Caution by the Chinese government to protect investors has lead to much speculation in the past in regards to Bitcoin and alternative cryptocurrency exchanges in the country. However, fears of the death of these currencies in China have been much exaggerated, with the country very eager to pursue the technological side of Bitcoin and the blockchain. It is therefore extremely likely that Jifeng’s comments are a highly possible reflection of future Chinese governmental policy. Chinese companies already have a stake in the smart contract market, and NEO, a close Chinese competitor to Ethereum, is based on similar open source technology. Despite the setbacks of recent news seeming to ban one of the core fundamentals of its use case, NEO has also just been launched on the Bitfinex exchange.
We are happy to announce that $NEO is now available for trading against USD, BTC & ETH!

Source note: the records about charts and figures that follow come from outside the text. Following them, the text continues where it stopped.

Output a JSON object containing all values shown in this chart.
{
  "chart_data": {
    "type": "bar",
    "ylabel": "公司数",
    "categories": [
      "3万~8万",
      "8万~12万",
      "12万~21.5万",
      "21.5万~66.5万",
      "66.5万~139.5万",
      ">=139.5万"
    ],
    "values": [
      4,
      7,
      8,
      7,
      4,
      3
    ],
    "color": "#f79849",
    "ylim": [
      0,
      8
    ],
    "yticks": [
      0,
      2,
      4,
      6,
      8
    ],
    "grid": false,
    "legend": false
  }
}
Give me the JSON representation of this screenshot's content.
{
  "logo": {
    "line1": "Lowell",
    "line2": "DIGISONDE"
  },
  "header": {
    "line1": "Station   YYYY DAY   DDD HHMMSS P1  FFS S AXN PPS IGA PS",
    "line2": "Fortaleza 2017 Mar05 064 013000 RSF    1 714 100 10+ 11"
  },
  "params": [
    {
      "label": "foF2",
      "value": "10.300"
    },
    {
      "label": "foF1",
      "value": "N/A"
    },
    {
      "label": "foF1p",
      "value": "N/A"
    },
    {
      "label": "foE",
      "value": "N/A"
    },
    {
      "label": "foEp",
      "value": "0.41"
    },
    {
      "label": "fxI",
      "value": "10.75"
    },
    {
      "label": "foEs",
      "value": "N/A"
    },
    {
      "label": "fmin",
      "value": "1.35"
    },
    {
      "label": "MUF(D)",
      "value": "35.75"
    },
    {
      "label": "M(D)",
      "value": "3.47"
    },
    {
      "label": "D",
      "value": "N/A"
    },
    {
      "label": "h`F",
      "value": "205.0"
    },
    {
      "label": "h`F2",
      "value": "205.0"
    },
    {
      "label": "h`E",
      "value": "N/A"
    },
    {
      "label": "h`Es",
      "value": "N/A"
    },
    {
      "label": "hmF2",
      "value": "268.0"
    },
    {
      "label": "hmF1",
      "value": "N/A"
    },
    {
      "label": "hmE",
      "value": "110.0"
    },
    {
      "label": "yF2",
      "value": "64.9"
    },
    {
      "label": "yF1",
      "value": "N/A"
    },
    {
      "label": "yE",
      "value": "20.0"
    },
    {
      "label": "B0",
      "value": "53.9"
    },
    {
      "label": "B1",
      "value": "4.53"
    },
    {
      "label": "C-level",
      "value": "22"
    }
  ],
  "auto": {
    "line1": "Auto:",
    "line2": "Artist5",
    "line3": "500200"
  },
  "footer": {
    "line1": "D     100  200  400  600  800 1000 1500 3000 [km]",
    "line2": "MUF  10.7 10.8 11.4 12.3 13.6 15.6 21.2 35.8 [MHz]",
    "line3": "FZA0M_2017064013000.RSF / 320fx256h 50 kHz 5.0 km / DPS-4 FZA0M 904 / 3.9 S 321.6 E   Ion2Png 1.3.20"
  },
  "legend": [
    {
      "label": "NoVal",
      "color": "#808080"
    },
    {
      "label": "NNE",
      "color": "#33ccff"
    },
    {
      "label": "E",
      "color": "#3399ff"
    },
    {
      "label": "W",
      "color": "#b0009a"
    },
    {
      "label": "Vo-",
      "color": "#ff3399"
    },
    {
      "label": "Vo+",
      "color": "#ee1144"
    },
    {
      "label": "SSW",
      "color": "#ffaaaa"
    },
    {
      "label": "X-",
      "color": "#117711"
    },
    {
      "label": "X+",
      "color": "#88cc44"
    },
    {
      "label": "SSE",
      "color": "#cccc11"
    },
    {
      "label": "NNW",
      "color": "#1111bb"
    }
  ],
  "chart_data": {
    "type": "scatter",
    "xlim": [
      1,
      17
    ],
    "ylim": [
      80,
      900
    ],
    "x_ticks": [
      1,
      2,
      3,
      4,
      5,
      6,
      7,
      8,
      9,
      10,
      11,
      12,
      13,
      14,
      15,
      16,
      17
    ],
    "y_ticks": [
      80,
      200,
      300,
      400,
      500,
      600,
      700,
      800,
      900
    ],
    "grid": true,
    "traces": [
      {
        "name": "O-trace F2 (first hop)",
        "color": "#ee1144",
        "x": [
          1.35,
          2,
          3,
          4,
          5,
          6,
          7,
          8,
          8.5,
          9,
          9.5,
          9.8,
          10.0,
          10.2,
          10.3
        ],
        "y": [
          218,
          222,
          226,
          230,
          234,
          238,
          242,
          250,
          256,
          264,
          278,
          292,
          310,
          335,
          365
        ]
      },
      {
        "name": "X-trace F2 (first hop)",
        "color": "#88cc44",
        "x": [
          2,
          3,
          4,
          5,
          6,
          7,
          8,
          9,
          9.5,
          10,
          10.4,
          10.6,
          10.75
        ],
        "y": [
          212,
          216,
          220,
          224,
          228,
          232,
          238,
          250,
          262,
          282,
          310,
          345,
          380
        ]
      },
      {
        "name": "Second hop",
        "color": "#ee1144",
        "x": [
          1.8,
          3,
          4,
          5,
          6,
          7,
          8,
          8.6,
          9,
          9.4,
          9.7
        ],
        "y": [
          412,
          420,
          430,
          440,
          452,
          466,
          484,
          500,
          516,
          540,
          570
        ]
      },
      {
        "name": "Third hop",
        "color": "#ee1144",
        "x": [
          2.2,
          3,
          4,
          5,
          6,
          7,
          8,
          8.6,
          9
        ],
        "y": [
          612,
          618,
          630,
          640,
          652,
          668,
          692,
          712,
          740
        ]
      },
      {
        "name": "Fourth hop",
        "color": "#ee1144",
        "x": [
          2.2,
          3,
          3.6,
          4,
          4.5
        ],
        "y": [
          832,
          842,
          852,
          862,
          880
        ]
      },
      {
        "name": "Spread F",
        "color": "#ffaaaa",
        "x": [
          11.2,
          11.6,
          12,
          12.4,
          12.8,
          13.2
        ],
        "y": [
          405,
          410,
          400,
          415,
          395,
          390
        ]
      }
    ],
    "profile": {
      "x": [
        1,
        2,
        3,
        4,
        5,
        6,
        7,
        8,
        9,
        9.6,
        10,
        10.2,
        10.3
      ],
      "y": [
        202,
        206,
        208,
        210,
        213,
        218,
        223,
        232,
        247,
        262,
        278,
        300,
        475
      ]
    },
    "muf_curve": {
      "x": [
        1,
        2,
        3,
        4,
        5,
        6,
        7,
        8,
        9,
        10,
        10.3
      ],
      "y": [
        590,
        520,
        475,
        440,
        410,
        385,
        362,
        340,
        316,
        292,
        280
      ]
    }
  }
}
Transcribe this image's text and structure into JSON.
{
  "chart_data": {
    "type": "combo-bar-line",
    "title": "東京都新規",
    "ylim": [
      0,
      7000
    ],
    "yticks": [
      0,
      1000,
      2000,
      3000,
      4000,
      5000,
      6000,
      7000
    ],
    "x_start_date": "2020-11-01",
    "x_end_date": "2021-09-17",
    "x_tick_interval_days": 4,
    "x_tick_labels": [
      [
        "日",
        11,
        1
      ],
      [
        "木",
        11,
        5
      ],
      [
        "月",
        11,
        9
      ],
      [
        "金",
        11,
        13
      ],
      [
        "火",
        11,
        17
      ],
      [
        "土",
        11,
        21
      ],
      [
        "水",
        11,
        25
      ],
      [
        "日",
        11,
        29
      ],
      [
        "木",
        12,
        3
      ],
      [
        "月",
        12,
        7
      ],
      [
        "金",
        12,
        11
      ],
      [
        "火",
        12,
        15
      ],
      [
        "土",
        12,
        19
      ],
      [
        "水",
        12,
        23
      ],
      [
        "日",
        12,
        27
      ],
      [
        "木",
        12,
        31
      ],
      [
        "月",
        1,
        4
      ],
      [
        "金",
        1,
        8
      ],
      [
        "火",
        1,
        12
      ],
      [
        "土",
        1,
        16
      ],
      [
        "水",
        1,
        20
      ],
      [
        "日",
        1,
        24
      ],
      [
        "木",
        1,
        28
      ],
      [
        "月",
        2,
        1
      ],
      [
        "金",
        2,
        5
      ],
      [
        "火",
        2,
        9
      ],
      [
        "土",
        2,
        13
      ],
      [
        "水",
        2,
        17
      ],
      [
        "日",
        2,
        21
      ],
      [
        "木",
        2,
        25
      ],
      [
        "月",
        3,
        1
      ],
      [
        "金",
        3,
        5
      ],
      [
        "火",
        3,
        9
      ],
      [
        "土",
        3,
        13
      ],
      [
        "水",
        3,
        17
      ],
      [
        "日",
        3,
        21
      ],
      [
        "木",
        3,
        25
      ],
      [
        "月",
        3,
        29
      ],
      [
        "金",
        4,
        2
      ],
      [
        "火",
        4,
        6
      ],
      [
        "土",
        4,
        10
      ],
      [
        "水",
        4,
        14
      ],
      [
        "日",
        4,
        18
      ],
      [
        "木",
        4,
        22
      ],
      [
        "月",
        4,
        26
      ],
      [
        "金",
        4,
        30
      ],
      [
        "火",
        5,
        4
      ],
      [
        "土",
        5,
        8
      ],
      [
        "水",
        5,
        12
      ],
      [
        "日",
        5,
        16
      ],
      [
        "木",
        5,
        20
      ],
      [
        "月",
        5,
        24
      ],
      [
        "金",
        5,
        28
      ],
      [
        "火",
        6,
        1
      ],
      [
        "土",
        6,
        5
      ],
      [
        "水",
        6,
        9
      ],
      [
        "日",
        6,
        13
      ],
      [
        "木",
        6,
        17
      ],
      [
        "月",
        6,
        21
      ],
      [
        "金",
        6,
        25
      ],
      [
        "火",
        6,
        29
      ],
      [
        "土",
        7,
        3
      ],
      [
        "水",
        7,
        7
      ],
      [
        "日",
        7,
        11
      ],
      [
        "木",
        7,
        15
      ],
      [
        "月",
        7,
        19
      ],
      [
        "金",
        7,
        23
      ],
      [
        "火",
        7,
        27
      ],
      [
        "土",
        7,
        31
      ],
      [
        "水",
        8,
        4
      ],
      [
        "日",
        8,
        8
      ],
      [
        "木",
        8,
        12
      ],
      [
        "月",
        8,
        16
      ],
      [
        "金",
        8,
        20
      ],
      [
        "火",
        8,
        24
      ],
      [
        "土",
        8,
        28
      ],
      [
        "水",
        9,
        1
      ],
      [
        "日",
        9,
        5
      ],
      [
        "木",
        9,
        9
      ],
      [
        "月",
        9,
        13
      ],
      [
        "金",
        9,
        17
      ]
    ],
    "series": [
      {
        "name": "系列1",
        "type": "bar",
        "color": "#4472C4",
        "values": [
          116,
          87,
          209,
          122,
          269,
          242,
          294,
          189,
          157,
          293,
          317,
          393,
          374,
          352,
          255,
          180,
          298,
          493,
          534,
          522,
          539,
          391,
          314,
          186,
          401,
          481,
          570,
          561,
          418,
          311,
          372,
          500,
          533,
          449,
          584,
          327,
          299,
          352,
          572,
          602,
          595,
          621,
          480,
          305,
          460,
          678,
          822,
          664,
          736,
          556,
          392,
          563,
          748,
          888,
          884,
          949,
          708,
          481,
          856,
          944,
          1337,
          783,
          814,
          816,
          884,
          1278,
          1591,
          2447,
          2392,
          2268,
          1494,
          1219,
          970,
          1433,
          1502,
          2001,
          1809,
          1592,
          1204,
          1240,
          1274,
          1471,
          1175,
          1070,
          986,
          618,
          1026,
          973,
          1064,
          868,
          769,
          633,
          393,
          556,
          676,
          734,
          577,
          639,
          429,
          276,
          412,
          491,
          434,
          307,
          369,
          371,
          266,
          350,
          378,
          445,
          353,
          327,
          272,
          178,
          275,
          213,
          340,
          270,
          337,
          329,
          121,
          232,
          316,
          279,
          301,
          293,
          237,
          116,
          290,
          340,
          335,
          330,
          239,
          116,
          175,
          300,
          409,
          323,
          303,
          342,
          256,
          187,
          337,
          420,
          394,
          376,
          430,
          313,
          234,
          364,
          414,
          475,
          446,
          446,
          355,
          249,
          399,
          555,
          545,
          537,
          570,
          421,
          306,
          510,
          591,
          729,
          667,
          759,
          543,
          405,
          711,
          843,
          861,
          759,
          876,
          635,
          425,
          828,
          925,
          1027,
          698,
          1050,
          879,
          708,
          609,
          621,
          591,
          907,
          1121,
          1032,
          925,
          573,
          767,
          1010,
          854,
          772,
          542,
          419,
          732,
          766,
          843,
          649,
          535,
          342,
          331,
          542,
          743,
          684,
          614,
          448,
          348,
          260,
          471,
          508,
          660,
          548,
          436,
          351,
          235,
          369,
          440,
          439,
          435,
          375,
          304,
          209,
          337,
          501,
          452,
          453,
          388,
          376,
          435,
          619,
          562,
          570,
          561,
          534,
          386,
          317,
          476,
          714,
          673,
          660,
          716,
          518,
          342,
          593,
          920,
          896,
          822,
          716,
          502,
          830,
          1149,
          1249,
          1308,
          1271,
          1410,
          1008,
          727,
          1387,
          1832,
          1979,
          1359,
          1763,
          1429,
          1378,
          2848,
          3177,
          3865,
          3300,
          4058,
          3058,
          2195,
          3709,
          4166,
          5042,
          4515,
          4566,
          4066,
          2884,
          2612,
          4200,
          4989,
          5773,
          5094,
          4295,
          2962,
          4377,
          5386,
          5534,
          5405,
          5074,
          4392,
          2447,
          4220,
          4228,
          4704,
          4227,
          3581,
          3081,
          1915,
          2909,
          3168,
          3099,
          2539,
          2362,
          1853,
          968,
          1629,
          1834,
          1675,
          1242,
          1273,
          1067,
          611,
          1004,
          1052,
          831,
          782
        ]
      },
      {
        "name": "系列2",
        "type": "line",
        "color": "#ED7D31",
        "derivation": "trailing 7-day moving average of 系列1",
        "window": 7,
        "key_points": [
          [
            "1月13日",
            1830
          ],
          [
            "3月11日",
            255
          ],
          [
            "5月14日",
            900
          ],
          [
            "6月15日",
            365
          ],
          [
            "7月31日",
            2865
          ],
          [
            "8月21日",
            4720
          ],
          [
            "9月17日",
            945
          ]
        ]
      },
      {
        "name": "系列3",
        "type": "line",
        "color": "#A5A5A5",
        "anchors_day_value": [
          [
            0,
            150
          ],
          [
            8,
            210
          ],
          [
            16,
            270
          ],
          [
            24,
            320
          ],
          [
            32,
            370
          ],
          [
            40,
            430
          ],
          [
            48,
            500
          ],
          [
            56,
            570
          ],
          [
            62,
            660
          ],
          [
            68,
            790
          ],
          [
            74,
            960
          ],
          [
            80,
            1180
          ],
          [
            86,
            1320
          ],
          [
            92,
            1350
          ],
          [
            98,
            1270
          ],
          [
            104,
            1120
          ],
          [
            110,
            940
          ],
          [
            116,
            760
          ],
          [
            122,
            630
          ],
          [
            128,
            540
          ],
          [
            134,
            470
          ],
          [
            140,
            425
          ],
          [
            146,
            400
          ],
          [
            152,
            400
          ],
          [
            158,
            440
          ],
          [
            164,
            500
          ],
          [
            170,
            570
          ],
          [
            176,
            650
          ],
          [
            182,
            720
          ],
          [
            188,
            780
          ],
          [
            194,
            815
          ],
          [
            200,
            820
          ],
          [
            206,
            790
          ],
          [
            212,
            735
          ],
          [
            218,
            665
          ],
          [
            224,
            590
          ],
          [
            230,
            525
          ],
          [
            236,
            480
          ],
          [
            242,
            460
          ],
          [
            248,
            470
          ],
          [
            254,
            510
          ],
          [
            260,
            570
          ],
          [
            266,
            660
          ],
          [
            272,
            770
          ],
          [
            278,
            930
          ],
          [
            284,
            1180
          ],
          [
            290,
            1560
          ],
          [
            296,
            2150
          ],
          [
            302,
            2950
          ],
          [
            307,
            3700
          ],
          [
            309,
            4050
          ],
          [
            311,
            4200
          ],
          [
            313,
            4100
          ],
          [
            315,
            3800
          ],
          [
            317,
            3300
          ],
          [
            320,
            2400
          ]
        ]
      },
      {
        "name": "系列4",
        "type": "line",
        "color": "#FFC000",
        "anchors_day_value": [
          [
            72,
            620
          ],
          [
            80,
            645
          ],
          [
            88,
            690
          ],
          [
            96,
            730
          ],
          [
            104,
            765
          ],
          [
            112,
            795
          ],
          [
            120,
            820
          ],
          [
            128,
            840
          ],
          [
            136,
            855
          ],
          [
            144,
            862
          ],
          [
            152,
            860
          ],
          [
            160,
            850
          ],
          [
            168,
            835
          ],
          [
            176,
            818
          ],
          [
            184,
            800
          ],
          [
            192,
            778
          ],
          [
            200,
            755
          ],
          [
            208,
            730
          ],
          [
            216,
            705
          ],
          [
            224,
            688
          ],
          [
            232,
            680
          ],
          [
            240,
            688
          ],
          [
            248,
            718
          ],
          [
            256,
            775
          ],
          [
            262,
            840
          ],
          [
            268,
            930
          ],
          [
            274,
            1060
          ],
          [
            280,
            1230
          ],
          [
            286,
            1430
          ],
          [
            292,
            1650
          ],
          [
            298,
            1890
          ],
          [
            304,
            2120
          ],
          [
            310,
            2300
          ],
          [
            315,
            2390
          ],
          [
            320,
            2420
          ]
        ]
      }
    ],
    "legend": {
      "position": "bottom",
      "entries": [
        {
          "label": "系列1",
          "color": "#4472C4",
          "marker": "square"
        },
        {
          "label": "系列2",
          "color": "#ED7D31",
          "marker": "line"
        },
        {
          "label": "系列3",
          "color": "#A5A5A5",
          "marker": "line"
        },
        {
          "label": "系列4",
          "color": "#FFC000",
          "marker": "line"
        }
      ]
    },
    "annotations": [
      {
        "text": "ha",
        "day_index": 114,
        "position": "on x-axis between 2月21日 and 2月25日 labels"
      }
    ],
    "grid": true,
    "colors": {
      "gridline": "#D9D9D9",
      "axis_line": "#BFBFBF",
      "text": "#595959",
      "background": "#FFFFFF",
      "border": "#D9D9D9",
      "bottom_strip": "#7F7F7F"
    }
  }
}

Full announcement here: https://t.co/dgZeJjgQSW
— Bitfinex (@bitfinex) September 7, 2017
The Future of ICOs in China
ICOs could be an instrumental part of the development of cryptocurrencies, having already seized the imaginations of investors and business leaders with their practicalities, allowing a means of legitimately structuring and documenting share ownership affordably and requiring no third parties. Even as the ICO hype and market becomes akin to the 90’s net bubble, they are popularizing and demonstrating a plausible use case for blockchain technology. China deciding that ICOs require regulation in the long term is quite likely, as the alternative would be extremely damaging for the country to limit its own technological advances and contributions to the field. China is known to prefer their own versions of technologies, and in order to develop them, their blanket ban would need to be lifted, making the outlook for the future of ICOs in China not as grim as they currently appear.